Let me give you one example. The use of foreign-made smart cards equipped with uncertified information security tools in the Zolotaya Korona payment system deployed in the Siberian region allowed the attacker to identify weaknesses in the algorithmic protection mechanisms, develop an attack scenario taking into account the real characteristics of the system's ATMs and payment terminals, make duplicates of real plastic cards, and successfully carry out an information attack, causing significant financial damage to the payment system.
This would not have happened if the payment system had used a smart card developed by FAPSI jointly with a number of Russian organizations and enterprises with an operating system and security core based on domestic cryptographic algorithms.
An important aspect of regional information security is the ability of regional authorities to obtain reliable information on the actual volumes of product sales (in particular, sales of alcoholic beverages) to ensure control over tax revenues. In our opinion, the means of such control developed by FAPSI as part of the conversion will help to a large extent solve this important regional problem. We are talking about a cash register machine with cryptographically protected fiscal memory and a cryptographically protected system for monitoring the production and sale of alcoholic beverages. These developments are practically ready for widespread implementation. Thus, the cash register machine has been included in the state register of cash register machines, and the aforementioned system for monitoring alcoholic beverages has been deployed in the Leningrad and Chita regions, the Republic of Karelia, and the Taimyr and Khanty-Mansi Autonomous Okrugs. Now it is up to the initiative of the relevant services in other regions.

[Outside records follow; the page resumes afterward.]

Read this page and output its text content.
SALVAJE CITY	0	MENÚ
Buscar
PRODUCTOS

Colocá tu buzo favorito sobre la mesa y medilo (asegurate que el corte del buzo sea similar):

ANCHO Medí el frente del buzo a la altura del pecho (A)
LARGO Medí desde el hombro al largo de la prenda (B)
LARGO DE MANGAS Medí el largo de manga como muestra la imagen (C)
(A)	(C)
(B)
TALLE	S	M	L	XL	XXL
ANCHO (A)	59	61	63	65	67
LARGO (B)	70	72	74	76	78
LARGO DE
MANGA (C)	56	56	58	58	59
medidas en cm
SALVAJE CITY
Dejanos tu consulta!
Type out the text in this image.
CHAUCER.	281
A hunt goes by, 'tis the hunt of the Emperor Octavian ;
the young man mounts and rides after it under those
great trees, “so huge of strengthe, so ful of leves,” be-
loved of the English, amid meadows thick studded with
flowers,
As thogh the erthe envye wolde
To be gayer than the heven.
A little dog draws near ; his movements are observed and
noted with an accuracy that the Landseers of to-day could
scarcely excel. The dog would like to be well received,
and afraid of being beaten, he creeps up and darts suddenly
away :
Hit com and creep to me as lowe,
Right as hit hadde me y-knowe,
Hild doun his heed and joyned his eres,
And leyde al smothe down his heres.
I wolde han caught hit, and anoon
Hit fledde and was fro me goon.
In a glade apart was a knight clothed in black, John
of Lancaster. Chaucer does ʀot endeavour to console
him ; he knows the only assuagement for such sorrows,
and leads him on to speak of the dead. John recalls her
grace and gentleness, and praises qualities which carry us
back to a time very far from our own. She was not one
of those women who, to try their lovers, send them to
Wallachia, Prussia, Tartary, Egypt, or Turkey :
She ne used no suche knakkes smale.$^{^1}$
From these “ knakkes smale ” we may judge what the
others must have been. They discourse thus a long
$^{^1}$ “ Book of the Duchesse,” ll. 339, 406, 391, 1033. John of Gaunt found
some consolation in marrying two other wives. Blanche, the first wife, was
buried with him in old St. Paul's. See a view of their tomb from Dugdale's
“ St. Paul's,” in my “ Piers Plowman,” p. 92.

Thus, FAPSI has technological and intellectual resources that can help solve a number of problems of ensuring regional information security. To do this, it is necessary to ensure close interaction between the Federal Agency and the regional leadership. This problem can be solved by regional departments and Government Communications Centers of FAPSI, which are available in all regions and currently solve a large range of issues on ensuring the functioning of government communications, the functioning and development of regional information and analytical centers and legal informatization centers. These same departments are already currently solving a number of problems related to ensuring information security in the regions. However, this area of their activity, taking into account the needs of the regions, currently needs to be expanded.
We hope that strengthening the interaction between the regional leadership and FAPSI will soon lead to strengthening the real information security of the regions of Russia.